A paddleboard fin can be broken down into the following sections:
▪ Base and Tip: The base is the top section of the fin, closest to the board when installed. It is usually the widest part of the fin and it helps to stabilize the board and affects tracking. The Tip is the other end of the fin that extends down into the water. The tip also affects tracking and speed.
▪ Trailing Edge: The trailing edge is the back of the fin and it also affects how easily, or not, a board turns and pivots. Trailing edges aid in releasing water to greater or lesser extent, which affects speed.
Fins can be set up in a number of ways, here are the most common ways that they are set up.
Large Single Fin: This is placed in a finbox and secured with a nut and screw. The finbox has a channel for the fin to slide back and forth. When the fin is pushed toward the tail, the board will track better, which is best for racing, touring or flatwater paddling. If you push the fin forward toward the nose, the board will turn easier, which is better for surfing or whitewater.

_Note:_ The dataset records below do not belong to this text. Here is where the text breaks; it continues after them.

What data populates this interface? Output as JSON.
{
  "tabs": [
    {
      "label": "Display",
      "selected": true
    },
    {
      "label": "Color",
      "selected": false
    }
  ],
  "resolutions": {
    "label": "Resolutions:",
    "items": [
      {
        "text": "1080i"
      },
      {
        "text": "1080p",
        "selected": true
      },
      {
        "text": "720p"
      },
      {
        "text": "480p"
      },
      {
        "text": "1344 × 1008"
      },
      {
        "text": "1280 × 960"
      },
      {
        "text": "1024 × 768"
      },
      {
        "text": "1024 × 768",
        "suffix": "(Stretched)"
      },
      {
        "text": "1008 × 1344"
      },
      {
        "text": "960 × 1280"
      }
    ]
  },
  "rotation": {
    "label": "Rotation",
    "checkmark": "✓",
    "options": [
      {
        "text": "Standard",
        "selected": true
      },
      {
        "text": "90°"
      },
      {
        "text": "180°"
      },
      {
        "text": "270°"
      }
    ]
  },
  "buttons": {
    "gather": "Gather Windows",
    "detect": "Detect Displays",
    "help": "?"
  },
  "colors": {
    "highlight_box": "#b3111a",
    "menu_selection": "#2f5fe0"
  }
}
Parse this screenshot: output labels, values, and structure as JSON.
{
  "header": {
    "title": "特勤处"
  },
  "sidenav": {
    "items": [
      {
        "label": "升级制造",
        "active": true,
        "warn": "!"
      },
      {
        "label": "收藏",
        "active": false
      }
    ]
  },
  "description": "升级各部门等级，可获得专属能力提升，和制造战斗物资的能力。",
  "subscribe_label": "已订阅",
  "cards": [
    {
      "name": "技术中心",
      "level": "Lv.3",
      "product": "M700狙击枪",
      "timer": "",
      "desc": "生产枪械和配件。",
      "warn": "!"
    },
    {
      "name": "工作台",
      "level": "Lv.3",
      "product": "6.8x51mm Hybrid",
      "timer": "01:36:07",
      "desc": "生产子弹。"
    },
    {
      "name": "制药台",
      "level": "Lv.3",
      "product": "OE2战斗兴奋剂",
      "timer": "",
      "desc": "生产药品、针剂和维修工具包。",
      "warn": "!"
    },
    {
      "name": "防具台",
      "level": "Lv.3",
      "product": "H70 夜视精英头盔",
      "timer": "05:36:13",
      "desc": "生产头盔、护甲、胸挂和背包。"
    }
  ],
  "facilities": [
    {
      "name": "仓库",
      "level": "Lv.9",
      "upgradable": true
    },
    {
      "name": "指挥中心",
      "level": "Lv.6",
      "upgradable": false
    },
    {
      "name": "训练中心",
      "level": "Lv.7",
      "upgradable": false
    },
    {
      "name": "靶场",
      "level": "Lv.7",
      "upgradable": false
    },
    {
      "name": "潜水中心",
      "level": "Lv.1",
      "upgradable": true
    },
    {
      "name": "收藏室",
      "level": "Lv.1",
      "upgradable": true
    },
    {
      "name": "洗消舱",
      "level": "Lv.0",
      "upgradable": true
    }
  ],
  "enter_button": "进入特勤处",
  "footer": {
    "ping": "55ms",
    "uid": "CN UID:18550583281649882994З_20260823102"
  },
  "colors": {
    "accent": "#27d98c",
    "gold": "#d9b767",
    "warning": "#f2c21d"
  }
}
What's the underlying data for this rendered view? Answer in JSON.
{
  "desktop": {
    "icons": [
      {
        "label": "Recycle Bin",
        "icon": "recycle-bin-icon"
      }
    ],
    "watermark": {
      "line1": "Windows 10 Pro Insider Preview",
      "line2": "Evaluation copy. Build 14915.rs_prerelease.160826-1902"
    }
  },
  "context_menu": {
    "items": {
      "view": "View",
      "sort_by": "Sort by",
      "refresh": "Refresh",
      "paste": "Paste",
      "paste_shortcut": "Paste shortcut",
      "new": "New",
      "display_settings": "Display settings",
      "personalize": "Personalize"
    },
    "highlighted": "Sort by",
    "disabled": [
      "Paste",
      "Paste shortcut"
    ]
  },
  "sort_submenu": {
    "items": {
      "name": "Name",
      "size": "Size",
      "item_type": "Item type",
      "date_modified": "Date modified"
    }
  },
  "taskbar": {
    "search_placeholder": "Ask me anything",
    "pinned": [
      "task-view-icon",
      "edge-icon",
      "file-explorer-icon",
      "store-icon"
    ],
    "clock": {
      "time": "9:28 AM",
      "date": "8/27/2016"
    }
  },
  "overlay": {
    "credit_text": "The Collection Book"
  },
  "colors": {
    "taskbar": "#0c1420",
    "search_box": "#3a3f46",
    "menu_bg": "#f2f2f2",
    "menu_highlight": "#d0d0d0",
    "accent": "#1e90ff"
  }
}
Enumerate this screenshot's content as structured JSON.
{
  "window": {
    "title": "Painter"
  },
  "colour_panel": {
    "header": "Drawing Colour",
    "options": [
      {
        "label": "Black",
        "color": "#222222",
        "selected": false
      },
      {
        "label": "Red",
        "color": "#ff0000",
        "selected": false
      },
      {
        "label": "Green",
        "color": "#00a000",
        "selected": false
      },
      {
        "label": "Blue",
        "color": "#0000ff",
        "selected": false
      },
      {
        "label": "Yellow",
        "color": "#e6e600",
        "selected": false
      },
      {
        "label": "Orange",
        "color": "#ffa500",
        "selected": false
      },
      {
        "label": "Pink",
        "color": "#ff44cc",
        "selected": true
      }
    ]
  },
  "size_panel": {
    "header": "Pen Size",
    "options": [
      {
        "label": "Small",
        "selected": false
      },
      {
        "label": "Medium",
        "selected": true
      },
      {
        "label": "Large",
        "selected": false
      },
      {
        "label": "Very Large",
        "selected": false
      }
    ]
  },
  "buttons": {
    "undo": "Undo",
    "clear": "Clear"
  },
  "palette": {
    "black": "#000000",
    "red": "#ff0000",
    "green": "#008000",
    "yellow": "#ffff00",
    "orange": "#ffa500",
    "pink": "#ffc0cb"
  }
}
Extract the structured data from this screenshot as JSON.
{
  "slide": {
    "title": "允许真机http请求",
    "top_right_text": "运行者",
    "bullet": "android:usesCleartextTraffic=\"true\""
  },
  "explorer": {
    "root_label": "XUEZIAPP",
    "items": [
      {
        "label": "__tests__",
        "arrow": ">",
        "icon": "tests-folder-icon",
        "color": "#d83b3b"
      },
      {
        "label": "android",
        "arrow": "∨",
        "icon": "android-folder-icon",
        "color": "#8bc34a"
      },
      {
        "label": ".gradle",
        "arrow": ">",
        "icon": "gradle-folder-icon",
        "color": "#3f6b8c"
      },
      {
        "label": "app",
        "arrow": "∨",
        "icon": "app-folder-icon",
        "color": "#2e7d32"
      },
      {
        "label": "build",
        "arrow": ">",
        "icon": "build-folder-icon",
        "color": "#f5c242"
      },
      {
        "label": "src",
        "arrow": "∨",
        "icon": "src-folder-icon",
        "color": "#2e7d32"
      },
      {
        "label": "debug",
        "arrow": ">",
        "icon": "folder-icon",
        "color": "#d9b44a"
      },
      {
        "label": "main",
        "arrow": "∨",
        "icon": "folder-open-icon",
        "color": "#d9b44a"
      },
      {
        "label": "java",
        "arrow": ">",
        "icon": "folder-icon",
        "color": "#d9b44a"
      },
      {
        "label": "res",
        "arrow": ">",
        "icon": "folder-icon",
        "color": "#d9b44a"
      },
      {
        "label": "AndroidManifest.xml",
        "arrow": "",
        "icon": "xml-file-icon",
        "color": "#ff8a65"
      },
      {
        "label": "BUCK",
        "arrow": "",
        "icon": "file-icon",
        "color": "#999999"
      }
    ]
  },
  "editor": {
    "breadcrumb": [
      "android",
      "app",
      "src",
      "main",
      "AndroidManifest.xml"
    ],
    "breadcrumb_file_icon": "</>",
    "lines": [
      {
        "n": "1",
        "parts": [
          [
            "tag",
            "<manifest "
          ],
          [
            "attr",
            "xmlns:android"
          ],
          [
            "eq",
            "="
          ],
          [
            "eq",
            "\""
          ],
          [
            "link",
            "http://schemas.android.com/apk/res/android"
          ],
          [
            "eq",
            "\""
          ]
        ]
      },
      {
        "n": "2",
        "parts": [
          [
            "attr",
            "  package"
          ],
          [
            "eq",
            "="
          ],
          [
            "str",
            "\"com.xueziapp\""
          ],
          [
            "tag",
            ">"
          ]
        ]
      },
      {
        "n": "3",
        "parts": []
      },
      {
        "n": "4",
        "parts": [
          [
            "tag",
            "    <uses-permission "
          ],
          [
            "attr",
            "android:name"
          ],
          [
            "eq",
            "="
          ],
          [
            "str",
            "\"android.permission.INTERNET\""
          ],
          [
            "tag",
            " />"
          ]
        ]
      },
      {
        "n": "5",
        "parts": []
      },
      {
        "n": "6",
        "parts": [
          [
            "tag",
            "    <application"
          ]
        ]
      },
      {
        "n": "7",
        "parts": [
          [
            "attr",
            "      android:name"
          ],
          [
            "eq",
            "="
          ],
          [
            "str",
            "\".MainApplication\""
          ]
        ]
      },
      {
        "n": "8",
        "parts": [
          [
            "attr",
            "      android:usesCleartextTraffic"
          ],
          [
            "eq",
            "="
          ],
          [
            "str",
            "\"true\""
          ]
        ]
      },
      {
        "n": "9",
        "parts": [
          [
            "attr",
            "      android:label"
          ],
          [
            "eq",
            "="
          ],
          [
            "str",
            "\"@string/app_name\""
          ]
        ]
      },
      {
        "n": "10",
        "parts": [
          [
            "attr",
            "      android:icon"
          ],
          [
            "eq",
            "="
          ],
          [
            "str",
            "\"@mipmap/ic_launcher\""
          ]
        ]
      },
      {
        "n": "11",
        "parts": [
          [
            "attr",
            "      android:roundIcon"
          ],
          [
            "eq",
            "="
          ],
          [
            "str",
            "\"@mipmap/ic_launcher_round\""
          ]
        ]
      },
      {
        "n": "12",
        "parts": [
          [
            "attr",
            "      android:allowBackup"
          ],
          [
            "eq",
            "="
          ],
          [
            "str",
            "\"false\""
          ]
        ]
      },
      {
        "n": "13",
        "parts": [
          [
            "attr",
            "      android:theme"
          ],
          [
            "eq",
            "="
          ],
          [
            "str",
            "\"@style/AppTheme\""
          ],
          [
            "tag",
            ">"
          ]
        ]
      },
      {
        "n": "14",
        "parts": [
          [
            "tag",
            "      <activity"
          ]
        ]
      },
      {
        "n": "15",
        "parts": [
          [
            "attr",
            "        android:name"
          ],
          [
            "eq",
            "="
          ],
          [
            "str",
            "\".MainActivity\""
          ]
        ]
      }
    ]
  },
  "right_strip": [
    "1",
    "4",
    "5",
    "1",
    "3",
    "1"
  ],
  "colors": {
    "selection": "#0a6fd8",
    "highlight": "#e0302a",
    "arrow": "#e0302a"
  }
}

3-Fin Setup: Also called a thruster, this setup was originally designed for surfing but also works with tracking on flatwater. If you remove the center fin of a 3-fin setup, the 2 side fins, also called “side bites,” will still work for tracking on flatwater or in surfing.
Race Fins: These come in a variety of styles. Some have a rigid shape versus a traditional surfboard flex fin. These straighter, stiffer fins are best for downwind runs because they help longer boards (up to 14’) track easier in large wind waves or rolling swell. Downside: If a rigid fin hits a rock, you will most likely face-plant. Other fins are more flexible and will give when in contact with a rock, log or the beach. While not as performance-oriented, they will bounce off obstructions so you can continue paddling.
Inflatable SUP Fins: These feature either flexible rubber fins attached to the board or detachable semi-rigid fins that can be removed.
SUP fins are usually made out of plastic, fiberglass, or at the top of the spectrum, carbon fiber.
If you are looking to get more performance out of your board, then experimenting with different fins is good place to start. You can have several fins that you use for different applications, or you can find one that does a couple of things well, but may not be the best for any one situation. Either way, there are plenty of options to choose from and it will never hurt to try something new.